Прежде чем приступить к изложению существенных положений теории Дарвина, будет не лишено интереса указать на тот путь, каким пришел этот гениальный натуралист к основанию своего учения. Вот что сам он говорит об этом:[32] «Посетивши во время путешествия «Бигля» Галлапагосский архипелаг, расположенный в Тихом океане на расстоянии пятисот миль от берегов Южной Америки, я увидел оригинальные виды птиц, пресмыкающихся и растений, не существующих нигде в другом месте земли. А между тем все они носили на себе американский отпечаток. В песне пересмешника, в хриплом крике стервятника, в больших, похожих на канделябры, опунциях я ясно видел соседство Америки, хотя острова эти и разделялись таким огромным количеством миль океана от материка и значительно отличались от него по своему геологическому строению и климату. Еще удивительнее было то обстоятельство, что большинство обитателей каждого отдельного островка этого небольшого архипелага отличалось между собою видовыми признаками, хотя и обнаруживало чрезвычайно близкое сродство. Этот архипелаг, с его бесчисленными кратерами и голыми потоками лавы, казался весьма недавнего происхождения, и я вообразил себя как бы перенесенным к самому акту творения. Я часто задавал себе вопрос, каким образом могли появиться эти столь оригинальные животные и растения: самый простой ответ на это, казалось, был тот, что обитатели различных островов произошли друг от друга и подвергались постепенным изменениям в ряду последующих поколений, а что все население архипелага произошло от особей большого материка, именно Америки, откуда переселенцы могли, конечно, быть заброшены сюда.
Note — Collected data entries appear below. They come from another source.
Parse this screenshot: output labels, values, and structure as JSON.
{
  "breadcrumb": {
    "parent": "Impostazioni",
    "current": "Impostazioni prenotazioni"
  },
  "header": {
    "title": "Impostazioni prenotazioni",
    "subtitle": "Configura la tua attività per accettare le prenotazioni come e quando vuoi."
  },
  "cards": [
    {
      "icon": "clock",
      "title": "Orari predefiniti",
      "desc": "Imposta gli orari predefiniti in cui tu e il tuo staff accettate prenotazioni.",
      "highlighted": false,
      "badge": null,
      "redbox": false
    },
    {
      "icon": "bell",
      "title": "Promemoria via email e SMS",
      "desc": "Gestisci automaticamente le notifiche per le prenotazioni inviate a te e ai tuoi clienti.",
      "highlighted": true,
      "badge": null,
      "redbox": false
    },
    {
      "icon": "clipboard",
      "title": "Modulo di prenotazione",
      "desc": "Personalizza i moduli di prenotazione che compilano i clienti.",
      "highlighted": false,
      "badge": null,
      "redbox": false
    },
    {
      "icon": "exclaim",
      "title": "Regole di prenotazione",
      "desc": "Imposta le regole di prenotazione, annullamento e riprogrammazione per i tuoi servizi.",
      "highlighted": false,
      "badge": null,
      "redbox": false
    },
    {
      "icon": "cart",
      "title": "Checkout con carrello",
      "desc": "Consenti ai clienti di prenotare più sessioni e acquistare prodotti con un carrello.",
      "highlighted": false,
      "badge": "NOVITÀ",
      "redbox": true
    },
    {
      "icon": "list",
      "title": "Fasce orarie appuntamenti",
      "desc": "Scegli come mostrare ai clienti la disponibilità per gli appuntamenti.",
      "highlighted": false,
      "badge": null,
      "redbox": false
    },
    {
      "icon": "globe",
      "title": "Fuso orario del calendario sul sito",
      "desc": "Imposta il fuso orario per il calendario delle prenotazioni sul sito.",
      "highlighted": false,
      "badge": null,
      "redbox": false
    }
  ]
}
Для меня, однакоже, еще долгое время оставалось загадкою, каким же образом могли появиться необходимые степени изменения, и это, по всей вероятности, навсегда бы осталось для меня нерешенным, если бы я не изучил наши домашние породы и не составил бы себе при этом верной идеи о всей силе подбора. Как только идея эта вполне развилась во мне, то, перечитывая сочинение Мальтуса «О народонаселении», я тотчас же увидел, что естественный подбор должен быть неизбежным результатом быстрого размножения всех органических существ; что же касается борьбы за существование, то я был приготовлен вполне оценить ее моими долгими наблюдениями над нравами и привычками животных».